Soil organic matter is an excellent indicator of the soil’s productivity. In the Midwest, soil organic matter has been reduced by 50 to 70 percent since the virgin soils were first placed into crop production over 100 years ago. Long-term studies have shown that manure application can reverse the decline in organic matter. Conservation of organic carbon in manure and return of that carbon to the soil may someday play a role in addressing global warming issues due to carbon dioxide and methane accumulation in the atmosphere.
If manure is allowed to discharge to a water body or runoff from a land application site, the organic matter can become a harmful pollutant. Organic matter in the form of manure, silage leachate, and milking center wastewater degrades rapidly and consumes considerable oxygen. If this occurs in an aquatic environment, fish kills may occur. Manure, silage leachate, and waste milk can be 50 to 250 times higher in degradable organic matter than raw municipal sewage (primarily because livestock production does not add the large volume of fresh water that is used in dilution and transport of municipal waste). Organic matter, like pathogens, phosphorus, and ammonia, is transported to water primarily by surface water runoff. Rarely does organic matter leach through soils.

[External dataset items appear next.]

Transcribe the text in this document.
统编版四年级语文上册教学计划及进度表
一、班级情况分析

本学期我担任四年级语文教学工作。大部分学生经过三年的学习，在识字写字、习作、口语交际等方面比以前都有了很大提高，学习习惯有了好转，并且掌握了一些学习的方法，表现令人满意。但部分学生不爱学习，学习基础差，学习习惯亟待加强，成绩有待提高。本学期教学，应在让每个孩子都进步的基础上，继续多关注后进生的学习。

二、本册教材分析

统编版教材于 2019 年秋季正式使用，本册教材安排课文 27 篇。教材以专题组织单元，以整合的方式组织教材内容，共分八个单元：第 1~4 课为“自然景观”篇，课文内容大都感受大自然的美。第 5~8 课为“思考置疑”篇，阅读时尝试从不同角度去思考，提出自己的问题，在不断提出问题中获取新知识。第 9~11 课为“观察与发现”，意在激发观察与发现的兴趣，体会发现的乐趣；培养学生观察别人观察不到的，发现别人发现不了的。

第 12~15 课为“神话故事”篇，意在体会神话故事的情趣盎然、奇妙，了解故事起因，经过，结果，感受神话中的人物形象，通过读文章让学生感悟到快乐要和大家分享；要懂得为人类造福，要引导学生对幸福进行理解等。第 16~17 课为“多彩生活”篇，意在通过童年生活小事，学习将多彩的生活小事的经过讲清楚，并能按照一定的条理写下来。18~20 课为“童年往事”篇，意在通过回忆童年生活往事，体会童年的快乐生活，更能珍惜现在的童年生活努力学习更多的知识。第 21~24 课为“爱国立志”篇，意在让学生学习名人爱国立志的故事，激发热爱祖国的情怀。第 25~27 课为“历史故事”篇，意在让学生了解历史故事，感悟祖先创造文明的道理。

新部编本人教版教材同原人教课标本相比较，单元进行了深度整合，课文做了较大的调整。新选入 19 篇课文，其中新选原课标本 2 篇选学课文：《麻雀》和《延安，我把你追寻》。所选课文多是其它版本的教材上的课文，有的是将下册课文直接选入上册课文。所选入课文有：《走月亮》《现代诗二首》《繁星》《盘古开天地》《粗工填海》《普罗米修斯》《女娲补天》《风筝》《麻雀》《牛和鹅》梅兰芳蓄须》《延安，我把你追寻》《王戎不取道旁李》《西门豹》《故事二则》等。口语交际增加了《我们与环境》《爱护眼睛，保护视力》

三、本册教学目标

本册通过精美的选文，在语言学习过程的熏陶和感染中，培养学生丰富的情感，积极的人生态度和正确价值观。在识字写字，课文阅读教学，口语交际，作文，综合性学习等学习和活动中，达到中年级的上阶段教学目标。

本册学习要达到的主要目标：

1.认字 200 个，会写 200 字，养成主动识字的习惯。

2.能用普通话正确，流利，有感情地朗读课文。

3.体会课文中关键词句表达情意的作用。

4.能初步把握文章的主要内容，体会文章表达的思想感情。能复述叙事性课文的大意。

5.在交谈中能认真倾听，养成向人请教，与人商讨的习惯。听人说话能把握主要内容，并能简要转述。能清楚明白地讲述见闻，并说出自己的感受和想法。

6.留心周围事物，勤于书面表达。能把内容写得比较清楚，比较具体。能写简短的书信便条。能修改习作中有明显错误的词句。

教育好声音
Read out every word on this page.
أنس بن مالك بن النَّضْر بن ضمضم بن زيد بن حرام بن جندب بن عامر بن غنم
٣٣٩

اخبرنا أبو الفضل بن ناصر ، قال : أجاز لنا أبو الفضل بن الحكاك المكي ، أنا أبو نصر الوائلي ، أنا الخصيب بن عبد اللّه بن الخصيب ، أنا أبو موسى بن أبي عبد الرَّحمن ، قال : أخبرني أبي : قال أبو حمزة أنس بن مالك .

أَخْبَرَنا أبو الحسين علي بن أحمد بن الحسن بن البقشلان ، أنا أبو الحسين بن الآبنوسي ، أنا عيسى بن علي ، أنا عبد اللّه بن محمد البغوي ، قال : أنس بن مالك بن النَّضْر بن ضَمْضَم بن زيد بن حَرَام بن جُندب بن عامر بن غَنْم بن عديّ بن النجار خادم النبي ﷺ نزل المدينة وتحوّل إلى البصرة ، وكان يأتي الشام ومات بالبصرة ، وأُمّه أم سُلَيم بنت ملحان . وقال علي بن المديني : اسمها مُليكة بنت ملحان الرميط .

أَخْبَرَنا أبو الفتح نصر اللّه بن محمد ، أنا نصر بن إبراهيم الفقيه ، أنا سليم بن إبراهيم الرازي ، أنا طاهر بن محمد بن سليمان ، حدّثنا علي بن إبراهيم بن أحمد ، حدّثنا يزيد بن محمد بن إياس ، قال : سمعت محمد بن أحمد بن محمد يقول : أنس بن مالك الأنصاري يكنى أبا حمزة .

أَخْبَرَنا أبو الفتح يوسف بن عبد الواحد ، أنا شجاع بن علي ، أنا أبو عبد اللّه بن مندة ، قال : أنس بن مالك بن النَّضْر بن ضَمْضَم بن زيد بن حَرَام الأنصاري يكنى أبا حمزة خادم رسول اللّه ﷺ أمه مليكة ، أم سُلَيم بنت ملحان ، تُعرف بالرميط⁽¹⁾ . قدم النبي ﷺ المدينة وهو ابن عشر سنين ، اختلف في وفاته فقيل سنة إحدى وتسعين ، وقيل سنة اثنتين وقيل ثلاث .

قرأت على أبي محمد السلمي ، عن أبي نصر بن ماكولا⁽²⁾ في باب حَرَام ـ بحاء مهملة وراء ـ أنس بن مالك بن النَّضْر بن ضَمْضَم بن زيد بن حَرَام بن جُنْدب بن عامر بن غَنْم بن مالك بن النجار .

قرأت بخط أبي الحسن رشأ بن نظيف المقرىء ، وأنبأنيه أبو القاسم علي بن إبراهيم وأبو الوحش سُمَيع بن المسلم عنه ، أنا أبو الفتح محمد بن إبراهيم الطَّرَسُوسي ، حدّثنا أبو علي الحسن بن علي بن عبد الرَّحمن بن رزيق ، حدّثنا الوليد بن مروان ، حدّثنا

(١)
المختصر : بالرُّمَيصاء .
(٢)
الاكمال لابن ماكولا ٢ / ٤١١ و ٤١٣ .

Organic matter is unlikely to be transported in sufficient quantities to nearby surface waters unless one of the following situations occurs:
- a direct discharge from livestock housing, manure storage, open lot, or other facility is allowed to enter surface water drainage.
- a catastrophic failure such as an earthen storage break or the continuous application by an irrigation system on the same location.
- significant rainfall occurs shortly after surface application of manure.
- significant application is made on frozen or snow-covered soils in proximity to surface water.